AI Navigate

Byzantine-Robust Optimization under $(L_0, L_1)$-Smoothness

arXiv cs.LG / 3/16/2026

📰 NewsIdeas & Deep AnalysisModels & Research

Key Points

  • We propose Byz-NSGDM, a normalized stochastic gradient descent with momentum for Byzantine-robust distributed optimization under (L0,L1)-smoothness.
  • The method combines momentum normalization with Byzantine-robust aggregation enhanced by Nearest Neighbor Mixing to handle adversaries and state-dependent gradient Lipschitz behavior.
  • The paper proves a convergence rate of O(K^{-1/4}) up to a Byzantine bias floor proportional to the robustness coefficient and gradient heterogeneity.
  • Empirical results on heterogeneous MNIST, synthetic (L0,L1)-smooth optimization, and character-level language modeling with a small GPT model demonstrate robustness against diverse Byzantine attacks and an ablation study confirms stability across momentum and learning-rate choices.

Abstract

We consider distributed optimization under Byzantine attacks in the presence of (L_0,L_1)-smoothness, a generalization of standard L-smoothness that captures functions with state-dependent gradient Lipschitz constants.
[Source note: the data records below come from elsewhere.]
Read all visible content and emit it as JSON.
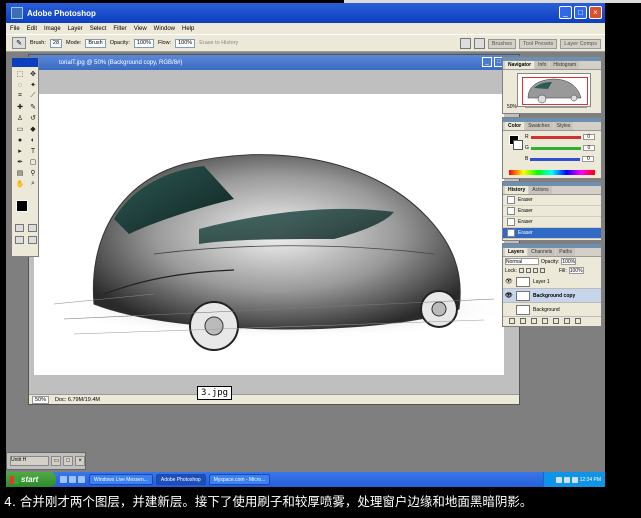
{
  "window": {
    "title": "Adobe Photoshop",
    "controls": [
      "_",
      "□",
      "×"
    ]
  },
  "menu": [
    "File",
    "Edit",
    "Image",
    "Layer",
    "Select",
    "Filter",
    "View",
    "Window",
    "Help"
  ],
  "options": {
    "brush_label": "Brush:",
    "brush_size": "28",
    "mode_label": "Mode:",
    "mode_value": "Brush",
    "opacity_label": "Opacity:",
    "opacity_value": "100%",
    "flow_label": "Flow:",
    "flow_value": "100%",
    "erase_history": "Erase to History",
    "well_tabs": [
      "Brushes",
      "Tool Presets",
      "Layer Comps"
    ]
  },
  "document": {
    "title": "torialT.jpg @ 50% (Background copy, RGB/8#)",
    "zoom": "50%",
    "doc_info": "Doc: 6.79M/19.4M"
  },
  "navigator": {
    "tabs": [
      "Navigator",
      "Info",
      "Histogram"
    ],
    "zoom": "50%"
  },
  "color": {
    "tabs": [
      "Color",
      "Swatches",
      "Styles"
    ],
    "channels": [
      {
        "label": "R",
        "value": "0",
        "color": "#d03030"
      },
      {
        "label": "G",
        "value": "0",
        "color": "#30b030"
      },
      {
        "label": "B",
        "value": "0",
        "color": "#3050d0"
      }
    ]
  },
  "history": {
    "tabs": [
      "History",
      "Actions"
    ],
    "items": [
      "Eraser",
      "Eraser",
      "Eraser",
      "Eraser"
    ]
  },
  "layers": {
    "tabs": [
      "Layers",
      "Channels",
      "Paths"
    ],
    "blend": "Normal",
    "opacity_label": "Opacity:",
    "opacity": "100%",
    "lock_label": "Lock:",
    "fill_label": "Fill:",
    "fill": "100%",
    "items": [
      {
        "name": "Layer 1"
      },
      {
        "name": "Background copy"
      },
      {
        "name": "Background"
      }
    ]
  },
  "image_tag": "3.jpg",
  "taskbar": {
    "start": "start",
    "tasks": [
      "Windows Live Messen...",
      "Adobe Photoshop",
      "Myspace.com - Micro..."
    ],
    "clock": "12:34 PM",
    "tray_label": "Untit H"
  },
  "caption": "4. 合并刚才两个图层，并建新层。接下了使用刷子和较厚喷雾，处理窗户边缘和地面黑暗阴影。"
}
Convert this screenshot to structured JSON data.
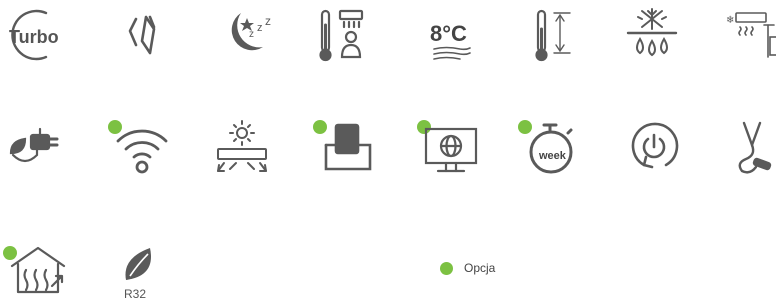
{
  "icons": {
    "turbo": {
      "label": "Turbo"
    },
    "temp8": {
      "label": "8°C"
    },
    "r32": {
      "label": "R32"
    },
    "timer": {
      "label": "week"
    }
  },
  "legend": {
    "label": "Opcja"
  },
  "colors": {
    "icon": "#5a5a5a",
    "option_dot": "#7cc142"
  }
}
We propose Byz-NSGDM, a normalized stochastic gradient descent method with momentum that achieves robustness against Byzantine workers while maintaining convergence guarantees. Our algorithm combines momentum normalization with Byzantine-robust aggregation enhanced by Nearest Neighbor Mixing (NNM) to handle both the challenges posed by (L_0,L_1)-smoothness and Byzantine adversaries. We prove that Byz-NSGDM achieves a convergence rate of O(K^{-1/4}) up to a Byzantine bias floor proportional to the robustness coefficient and gradient heterogeneity. Experimental validation on heterogeneous MNIST classification, synthetic (L_0,L_1)-smooth optimization, and character-level language modeling with a small GPT model demonstrates the effectiveness of our approach against various Byzantine attack strategies. An ablation study further shows that Byz-NSGDM is robust across a wide range of momentum and learning rate choices.